Tanjungtv.com – Kelangkaan BBM jenis pertalite yang sempat dikeluhkan warga Kabupaten Lombok Utara (KLU) ternyata bukan semata akibat pengurangan pasokan dari depo. Peralihan besar-besaran pengguna pertamax ke pertalite menjadi salah satu pemicu utama kekosongan di sejumlah SPBU pekan lalu.

Pengawas SPBU Tanak Song, Kecamatan Tanjung, Sahdan, mengungkapkan bahwa pertamax lebih dulu mengalami kelangkaan. Kondisi itu membuat banyak pengendara beralih menggunakan pertalite.
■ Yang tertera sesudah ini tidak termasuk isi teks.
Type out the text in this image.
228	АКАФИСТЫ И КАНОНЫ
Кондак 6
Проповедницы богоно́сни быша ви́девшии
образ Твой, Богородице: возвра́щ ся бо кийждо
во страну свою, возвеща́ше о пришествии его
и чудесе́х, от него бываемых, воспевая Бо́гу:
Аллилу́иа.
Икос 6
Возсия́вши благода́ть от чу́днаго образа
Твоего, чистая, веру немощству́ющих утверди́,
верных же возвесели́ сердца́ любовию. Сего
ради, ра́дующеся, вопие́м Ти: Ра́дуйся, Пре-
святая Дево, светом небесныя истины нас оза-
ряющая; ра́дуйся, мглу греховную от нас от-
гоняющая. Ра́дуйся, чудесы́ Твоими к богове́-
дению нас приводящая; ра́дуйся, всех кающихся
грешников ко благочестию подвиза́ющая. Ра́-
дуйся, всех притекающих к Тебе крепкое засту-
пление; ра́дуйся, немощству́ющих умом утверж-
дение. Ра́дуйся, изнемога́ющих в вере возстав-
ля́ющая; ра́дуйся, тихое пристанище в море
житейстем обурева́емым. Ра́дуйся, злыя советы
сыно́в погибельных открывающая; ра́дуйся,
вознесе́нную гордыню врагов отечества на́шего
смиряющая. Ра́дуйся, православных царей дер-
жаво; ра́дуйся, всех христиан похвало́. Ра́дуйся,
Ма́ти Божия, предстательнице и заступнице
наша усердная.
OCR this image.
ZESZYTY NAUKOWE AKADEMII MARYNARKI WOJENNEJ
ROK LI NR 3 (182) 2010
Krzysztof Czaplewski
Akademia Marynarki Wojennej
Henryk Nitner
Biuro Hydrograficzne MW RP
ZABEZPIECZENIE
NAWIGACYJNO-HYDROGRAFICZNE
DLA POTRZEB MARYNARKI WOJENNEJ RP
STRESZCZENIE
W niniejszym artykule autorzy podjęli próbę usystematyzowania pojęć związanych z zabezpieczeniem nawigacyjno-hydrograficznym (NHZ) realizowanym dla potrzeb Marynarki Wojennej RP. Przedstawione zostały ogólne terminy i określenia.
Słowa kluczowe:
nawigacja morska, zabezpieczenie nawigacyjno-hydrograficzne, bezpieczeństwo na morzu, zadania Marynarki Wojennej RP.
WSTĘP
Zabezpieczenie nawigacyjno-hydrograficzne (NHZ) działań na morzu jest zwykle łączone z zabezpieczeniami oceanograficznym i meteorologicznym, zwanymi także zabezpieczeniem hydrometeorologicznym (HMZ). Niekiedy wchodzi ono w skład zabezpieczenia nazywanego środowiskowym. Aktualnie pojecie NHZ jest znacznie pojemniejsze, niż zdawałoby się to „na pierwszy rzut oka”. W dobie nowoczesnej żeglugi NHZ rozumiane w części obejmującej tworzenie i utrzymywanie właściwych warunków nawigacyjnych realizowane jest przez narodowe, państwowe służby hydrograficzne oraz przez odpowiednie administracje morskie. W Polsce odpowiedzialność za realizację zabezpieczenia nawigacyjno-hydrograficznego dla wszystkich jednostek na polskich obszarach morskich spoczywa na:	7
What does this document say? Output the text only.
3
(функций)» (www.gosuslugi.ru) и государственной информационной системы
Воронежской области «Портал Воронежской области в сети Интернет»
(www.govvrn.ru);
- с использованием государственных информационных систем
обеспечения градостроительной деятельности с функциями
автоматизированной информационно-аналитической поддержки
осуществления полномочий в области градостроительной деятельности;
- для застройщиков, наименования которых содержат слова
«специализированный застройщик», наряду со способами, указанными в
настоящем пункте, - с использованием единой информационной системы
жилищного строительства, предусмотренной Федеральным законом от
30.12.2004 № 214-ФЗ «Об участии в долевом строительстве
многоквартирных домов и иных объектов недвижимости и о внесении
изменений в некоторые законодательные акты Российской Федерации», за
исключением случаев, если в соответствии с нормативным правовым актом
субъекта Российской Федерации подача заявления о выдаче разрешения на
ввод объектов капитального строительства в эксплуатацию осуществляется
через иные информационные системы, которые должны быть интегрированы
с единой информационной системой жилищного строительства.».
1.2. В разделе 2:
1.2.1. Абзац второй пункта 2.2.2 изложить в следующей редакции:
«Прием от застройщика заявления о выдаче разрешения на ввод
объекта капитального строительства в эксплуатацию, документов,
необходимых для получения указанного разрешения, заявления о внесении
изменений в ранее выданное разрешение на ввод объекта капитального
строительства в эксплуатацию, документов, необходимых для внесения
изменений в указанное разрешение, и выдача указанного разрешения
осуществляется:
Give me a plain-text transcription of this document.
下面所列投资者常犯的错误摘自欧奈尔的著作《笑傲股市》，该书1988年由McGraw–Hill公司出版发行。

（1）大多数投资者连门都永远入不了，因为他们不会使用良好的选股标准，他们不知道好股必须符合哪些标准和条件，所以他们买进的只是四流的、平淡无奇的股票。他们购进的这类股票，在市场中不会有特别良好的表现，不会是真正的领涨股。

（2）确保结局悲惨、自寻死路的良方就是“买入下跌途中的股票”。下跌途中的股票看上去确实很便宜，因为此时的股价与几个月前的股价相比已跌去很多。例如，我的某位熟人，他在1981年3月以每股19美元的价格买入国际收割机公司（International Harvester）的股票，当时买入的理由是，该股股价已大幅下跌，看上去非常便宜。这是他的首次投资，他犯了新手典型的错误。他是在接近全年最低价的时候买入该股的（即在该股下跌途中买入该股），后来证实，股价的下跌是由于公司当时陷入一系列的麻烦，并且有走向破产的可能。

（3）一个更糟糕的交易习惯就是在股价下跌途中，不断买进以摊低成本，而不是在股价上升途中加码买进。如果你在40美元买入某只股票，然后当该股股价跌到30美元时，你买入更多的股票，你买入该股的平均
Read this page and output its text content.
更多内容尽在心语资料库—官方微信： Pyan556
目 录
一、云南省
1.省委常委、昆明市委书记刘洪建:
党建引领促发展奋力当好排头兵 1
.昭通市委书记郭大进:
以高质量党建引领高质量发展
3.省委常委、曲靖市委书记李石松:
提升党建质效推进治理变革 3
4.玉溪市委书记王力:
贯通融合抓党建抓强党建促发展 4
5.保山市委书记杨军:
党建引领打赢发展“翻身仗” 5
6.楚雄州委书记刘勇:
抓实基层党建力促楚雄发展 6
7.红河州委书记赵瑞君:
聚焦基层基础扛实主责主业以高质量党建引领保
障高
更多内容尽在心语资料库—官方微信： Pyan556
Lonjakan permintaan tersebut tak sebanding dengan stok yang diterima SPBU.

banner 325x300

“Yang sebenarnya sempat langka itu pertamax. Tapi banyak masyarakat yang biasa pakai pertamax beralih ke pertalite, akhirnya permintaan meningkat,” jelas Sahdan.

Ia membenarkan bahwa selama Minggu (16/11) hingga Senin (17/11), beberapa SPBU di KLU kehabisan pertalite. Situasi ini menimbulkan antrean panjang di SPBU yang masih memiliki stok.

Sahdan menjelaskan, SPBU Tanak Song biasanya menerima lima hingga enam kali pengiriman BBM setiap minggu. Namun pekan lalu, pasokan turun drastis menjadi hanya dua kali pengiriman. “Kami sendiri tidak tahu kenapa hanya dikirimi dua kali. Soal itu mungkin lebih tepat ditanyakan ke depo,” ujarnya.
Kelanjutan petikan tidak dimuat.